When one task can't start until another finishes, that's a dependency. The canvas lets you draw and remove dependencies directly — no need to open the detail panel.

Each task on the canvas has two small ports on its sides:

  • Right sideblocks (this task blocks something else)
  • Left sideblocked by (something else blocks this task)

To add a dependency:

  1. Hover the task you want to be the blocker until its right-side port appears.
  2. Click and drag from the right port across to the left-side port of the task you want to mark as blocked.
  3. Release. The new dashed arrow appears.

The arrow always points from the blocker to the blocked task — same direction the work has to flow.

What if the drop is refused?

If a drag would create a circular dependency (e.g. A blocks B, B blocks C, and you try to make C block A), every task that's part of the would-be loop tints red while you drag. The drop is refused; nothing happens on release.

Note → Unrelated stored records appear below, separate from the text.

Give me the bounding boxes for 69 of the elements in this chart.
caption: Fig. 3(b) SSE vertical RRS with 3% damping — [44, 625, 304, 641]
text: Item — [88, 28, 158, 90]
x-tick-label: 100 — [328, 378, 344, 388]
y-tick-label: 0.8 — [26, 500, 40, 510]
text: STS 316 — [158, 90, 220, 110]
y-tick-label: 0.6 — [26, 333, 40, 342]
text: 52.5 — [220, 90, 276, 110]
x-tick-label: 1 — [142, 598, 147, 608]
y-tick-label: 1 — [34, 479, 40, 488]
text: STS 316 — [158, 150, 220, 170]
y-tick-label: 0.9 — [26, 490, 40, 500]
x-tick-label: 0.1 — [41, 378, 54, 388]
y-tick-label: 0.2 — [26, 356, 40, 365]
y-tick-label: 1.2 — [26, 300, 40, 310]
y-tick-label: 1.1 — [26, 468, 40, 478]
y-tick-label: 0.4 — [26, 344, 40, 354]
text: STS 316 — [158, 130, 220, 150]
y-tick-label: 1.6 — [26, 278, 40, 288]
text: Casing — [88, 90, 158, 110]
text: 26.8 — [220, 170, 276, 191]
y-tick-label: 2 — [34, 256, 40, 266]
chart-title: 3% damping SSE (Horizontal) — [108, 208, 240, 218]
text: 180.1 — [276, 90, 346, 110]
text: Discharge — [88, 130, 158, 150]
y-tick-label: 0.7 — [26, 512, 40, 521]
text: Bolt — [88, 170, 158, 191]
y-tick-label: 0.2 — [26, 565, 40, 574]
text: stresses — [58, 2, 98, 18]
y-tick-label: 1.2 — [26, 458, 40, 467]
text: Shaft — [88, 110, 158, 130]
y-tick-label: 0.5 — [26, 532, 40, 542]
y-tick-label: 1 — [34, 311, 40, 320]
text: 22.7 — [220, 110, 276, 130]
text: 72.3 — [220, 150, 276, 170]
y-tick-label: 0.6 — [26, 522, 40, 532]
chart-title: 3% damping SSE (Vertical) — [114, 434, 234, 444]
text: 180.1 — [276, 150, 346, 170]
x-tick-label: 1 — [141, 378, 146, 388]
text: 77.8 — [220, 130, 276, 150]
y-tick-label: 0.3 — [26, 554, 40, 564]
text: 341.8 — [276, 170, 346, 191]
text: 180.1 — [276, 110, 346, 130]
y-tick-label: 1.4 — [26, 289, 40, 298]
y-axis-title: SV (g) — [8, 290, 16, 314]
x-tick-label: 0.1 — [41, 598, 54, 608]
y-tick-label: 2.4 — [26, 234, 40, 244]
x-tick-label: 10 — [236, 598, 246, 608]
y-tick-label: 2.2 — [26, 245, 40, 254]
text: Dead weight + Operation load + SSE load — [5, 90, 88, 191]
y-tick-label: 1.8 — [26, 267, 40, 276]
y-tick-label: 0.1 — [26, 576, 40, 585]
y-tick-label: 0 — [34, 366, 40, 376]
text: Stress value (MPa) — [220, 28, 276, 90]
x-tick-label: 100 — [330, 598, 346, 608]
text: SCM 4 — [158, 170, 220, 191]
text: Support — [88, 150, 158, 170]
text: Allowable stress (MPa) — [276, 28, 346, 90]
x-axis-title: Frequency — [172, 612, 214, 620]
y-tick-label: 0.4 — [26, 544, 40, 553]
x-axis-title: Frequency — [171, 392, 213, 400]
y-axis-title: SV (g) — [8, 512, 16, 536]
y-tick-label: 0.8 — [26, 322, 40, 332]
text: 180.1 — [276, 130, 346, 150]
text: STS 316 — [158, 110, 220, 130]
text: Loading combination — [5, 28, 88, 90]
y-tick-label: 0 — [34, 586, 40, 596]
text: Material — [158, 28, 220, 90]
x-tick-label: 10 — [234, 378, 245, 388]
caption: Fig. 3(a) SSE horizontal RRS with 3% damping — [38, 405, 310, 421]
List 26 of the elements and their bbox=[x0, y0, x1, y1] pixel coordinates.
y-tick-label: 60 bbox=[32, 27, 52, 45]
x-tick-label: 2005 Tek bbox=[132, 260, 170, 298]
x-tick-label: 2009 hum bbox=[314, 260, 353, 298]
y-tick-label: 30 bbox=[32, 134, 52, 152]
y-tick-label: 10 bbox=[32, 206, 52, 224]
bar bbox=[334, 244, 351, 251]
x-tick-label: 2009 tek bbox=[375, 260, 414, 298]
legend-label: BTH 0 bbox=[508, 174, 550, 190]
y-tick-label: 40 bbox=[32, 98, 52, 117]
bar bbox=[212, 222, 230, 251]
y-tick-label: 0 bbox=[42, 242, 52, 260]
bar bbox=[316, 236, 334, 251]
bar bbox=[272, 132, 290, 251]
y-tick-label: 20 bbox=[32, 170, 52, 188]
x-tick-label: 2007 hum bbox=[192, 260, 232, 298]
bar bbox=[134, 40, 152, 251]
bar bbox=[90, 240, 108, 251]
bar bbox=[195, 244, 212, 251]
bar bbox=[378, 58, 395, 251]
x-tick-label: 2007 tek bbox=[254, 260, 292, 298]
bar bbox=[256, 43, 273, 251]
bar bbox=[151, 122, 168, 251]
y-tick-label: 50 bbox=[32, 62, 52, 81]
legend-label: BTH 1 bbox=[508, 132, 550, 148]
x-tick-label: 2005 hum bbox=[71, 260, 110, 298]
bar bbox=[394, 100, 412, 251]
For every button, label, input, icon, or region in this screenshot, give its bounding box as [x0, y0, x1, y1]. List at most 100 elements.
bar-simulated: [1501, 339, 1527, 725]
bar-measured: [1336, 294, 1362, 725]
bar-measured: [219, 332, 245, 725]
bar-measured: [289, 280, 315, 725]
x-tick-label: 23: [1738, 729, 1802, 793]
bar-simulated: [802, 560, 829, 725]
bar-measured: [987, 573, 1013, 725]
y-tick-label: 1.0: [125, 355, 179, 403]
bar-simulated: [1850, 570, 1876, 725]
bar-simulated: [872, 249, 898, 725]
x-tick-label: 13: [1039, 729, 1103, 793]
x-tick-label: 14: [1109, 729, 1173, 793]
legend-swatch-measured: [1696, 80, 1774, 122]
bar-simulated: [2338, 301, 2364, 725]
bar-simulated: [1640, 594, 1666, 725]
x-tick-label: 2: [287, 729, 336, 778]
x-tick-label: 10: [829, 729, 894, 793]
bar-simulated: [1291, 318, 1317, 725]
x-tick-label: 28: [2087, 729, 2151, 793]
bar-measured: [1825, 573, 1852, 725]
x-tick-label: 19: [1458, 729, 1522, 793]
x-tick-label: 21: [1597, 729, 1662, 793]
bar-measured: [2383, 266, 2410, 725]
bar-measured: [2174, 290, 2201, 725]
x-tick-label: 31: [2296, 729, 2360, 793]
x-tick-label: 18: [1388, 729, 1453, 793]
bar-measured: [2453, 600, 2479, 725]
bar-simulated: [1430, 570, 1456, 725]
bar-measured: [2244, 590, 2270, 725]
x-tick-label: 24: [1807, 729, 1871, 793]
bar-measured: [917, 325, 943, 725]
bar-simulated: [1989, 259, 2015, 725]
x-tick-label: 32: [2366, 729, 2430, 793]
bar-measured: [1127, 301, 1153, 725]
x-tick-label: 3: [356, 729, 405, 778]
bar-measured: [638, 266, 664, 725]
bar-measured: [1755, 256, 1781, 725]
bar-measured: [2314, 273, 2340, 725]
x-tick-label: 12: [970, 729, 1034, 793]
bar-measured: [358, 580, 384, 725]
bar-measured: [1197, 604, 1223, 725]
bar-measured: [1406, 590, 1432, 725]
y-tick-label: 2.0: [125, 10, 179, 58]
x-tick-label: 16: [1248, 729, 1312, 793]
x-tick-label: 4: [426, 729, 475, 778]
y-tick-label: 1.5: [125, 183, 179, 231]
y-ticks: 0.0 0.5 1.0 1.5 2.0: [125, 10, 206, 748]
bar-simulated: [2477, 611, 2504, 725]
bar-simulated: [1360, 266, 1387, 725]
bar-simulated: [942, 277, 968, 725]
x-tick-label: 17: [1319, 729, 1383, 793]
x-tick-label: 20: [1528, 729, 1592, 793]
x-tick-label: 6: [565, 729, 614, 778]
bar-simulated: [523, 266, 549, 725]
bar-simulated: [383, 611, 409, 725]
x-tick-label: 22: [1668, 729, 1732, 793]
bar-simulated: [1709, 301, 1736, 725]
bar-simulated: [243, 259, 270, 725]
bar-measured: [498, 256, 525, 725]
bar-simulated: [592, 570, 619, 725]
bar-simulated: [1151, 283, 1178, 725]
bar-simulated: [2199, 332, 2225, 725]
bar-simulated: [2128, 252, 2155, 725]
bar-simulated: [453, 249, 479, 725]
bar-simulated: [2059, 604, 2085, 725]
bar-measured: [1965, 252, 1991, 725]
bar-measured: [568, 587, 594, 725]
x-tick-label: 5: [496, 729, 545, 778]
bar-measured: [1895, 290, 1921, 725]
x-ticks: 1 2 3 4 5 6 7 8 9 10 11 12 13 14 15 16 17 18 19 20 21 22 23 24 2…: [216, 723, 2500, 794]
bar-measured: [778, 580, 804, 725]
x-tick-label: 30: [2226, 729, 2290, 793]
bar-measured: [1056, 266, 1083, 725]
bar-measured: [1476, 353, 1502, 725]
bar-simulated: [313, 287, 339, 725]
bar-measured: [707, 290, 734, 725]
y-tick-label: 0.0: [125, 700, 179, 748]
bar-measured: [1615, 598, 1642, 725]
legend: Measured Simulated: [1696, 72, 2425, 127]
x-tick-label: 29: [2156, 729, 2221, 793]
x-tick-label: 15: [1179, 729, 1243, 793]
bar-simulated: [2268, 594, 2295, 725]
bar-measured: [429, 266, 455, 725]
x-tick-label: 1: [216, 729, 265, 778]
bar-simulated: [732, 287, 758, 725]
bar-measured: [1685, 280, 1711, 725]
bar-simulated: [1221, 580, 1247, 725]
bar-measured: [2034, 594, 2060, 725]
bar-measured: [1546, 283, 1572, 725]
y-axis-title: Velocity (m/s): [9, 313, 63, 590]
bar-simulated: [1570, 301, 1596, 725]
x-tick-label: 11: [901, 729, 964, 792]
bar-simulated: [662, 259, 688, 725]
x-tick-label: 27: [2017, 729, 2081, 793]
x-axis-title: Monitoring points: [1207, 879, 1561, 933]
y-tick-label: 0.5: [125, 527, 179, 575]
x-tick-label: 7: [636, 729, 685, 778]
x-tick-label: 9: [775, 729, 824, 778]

This includes the task you're dragging from — you can't draw a dependency from a task to itself.

Remove a dependency

  1. Hover the dashed arrow you want to remove.
  2. A small red × appears at the middle of the arrow.
  3. Click it. The arrow disappears, and a "Dependency removed — Ctrl+Z to restore" toast appears in the corner.

Press Ctrl+Z (or Cmd+Z on macOS) to undo if you removed the wrong one.

What about parent / child relationships?

Parent / child edges (the arrows running up and down between tasks) work the same way, just using the top and bottom ports on each task.

To change a task's parent:

  1. Hover the task whose parent you want to change. Its top port appears.
  2. Click and drag from the top port to the bottom port of a new parent.
  3. Release. The old parent → child arrow disappears; a new one appears.

To detach a task (make it a top-level task with no parent):

  1. Hover the task. Its top port appears.
  2. Click and drag from the top port out into empty canvas.
  3. Release. The parent arrow disappears.

Both actions are reversible — Ctrl+Z puts the old parent back.

If a drop would create a circular parent relationship (e.g. dragging a parent onto one of its own children), every task that's part of the would-be loop tints red and the drop is refused — same affordance as the dependency cycle case.

Who can edit dependencies?

Anyone with editor or admin access to the project. If your role is read-only, the side ports and the × glyph won't appear; you'll still see every dependency on the canvas, just not the controls to change them.